Question

10 coins are tossed what is the probability that exactly 5 heads appear?

Answer 1

Hint: We solve this question by first finding the total number of outcomes possible when 10 coins are tossed. Then we find the number of ways we can get 5 heads when 10 coins are tossed using the formula, the number of ways of arranging $m+n$ objects out of which $m$ are the same and $n$ are the same is $\dfrac{\left( m+n \right)!}{m!\times n!}$. Then we use the formula for probability, $P\left( A \right)=\dfrac{\text{number of outcomes of event A}}{\text{Total possible outcomes}}$ to find the required probability.
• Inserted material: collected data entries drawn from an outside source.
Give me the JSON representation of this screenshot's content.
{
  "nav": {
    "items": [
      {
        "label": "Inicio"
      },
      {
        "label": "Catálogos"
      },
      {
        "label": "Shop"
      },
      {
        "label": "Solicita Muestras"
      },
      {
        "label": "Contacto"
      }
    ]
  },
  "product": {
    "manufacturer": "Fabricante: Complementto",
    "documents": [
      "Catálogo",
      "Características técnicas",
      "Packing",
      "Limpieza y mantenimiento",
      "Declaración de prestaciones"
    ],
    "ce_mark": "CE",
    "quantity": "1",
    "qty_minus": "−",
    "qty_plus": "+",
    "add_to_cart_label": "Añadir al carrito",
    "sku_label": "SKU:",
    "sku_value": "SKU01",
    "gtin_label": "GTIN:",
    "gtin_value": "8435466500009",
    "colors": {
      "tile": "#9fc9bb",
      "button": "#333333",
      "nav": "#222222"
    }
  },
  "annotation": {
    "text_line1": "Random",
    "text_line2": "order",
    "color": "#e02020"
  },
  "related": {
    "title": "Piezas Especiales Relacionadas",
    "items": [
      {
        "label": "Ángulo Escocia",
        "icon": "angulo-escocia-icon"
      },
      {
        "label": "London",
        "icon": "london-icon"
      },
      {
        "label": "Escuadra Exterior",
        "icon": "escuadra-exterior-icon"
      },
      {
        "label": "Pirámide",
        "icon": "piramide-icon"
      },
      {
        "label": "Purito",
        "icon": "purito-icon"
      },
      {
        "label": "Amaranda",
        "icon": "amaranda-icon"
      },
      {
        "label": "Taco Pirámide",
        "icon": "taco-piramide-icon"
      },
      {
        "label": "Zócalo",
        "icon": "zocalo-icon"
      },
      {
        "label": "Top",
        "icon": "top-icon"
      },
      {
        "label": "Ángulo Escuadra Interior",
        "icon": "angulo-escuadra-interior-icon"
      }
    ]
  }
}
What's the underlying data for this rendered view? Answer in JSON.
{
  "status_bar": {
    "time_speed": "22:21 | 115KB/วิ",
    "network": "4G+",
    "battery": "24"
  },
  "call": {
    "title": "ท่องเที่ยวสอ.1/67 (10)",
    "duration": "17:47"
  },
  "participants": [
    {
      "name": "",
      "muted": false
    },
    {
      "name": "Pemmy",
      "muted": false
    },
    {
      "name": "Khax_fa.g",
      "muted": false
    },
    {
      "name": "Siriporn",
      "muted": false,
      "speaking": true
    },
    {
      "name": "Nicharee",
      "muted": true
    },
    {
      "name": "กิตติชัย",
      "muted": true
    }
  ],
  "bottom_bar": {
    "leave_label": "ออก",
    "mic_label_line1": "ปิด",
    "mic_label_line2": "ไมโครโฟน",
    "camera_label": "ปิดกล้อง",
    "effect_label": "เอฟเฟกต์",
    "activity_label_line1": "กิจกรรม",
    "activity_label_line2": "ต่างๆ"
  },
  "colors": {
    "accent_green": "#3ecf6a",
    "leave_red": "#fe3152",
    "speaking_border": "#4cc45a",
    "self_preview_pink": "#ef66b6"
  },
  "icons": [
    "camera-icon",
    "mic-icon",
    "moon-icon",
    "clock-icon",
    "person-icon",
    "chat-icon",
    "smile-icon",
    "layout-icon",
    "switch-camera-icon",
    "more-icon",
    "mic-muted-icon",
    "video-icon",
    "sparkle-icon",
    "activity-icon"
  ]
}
Complete step-by-step solution:
We are given that 10 coins are tossed.
When a coin is tossed there are only two possible outcomes either a head or a tail.
So, when 10 coins are tossed, each coin will have 2 possible outcomes. So, total number of outcomes when 10 coins are tossed are
$\Rightarrow 2\times 2\times 2\times 2\times 2\times .........\left( \text{10 times} \right)$
Now let us consider the formula
$a\times a\times a\times a\times a\times ........\left( \text{n times} \right)={{a}^{n}}$
So, we the total possible outcomes when 10 coins are tossed as,
$\Rightarrow 2\times 2\times 2\times 2\times 2\times .........\left( \text{10 times} \right)={{2}^{10}}=1024$
We need to find the probability of getting exactly 5 heads.
First, let us find the number of ways of getting 5 heads.
If there are exactly 5 heads when 10 coins are tossed, then the other 5 are tails.
So, the number of ways of getting 5 heads and 5 tails is equal to the number of ways of arranging 5 heads and 5 tails.
So, we need to find the number of ways we can arrange 5 heads and 5 tails.
Now, let us consider the formula for the number of ways of arranging $m+n$ objects out of which $m$ are the same and $n$ are the same
$\dfrac{\left( m+n \right)!}{m!\times n!}$
Using this formula, we get the number of ways of arranging 5 heads and 5 tails as
$\Rightarrow \dfrac{10!}{5!\times 5!}=\dfrac{6\times 7\times 8\times 9\times 10}{1\times 2\times 3\times 4\times 5}=252$
So, the number of ways of arranging 5 heads and 5 tails is 252.
So, the number of ways of getting exactly 5 heads when 10 coins are tossed is 252.
Now we need to find the probability of getting exactly 5 heads out of 10 tosses.
Let us consider the formula for probability of occurrence of an event A,
$P\left( A \right)=\dfrac{\text{number of outcomes of event A}}{\text{Total possible outcomes}}$
Using the above formula, we get
$P\left( \text{getting 5 Heads} \right)=\dfrac{\text{Number of ways of getting 5 heads}}{\text{Total number of outcomes}}$
So, now let us substitute the above obtained values in the formula. Then we get,
$\begin{align}
  & \Rightarrow P\left( \text{getting 5 Heads} \right)=\dfrac{252}{1024} \\
 & \Rightarrow P\left( \text{getting 5 Heads} \right)=\dfrac{63}{256} \\
\end{align}$
So, the probability of getting exactly 5 heads when 10 coins are tossed is $\dfrac{63}{256}$.
Hence answer is $\dfrac{63}{256}$.

Note: There is a possibility of making a mistake while finding the number of ways of arranging 5 heads and 5 tails. One might make a mistake by taking its value as $10!$ without considering the fact that all 5 heads are similar and all 5 tails are also similar. But it is wrong because as even if we interchange two heads the outcome is similar.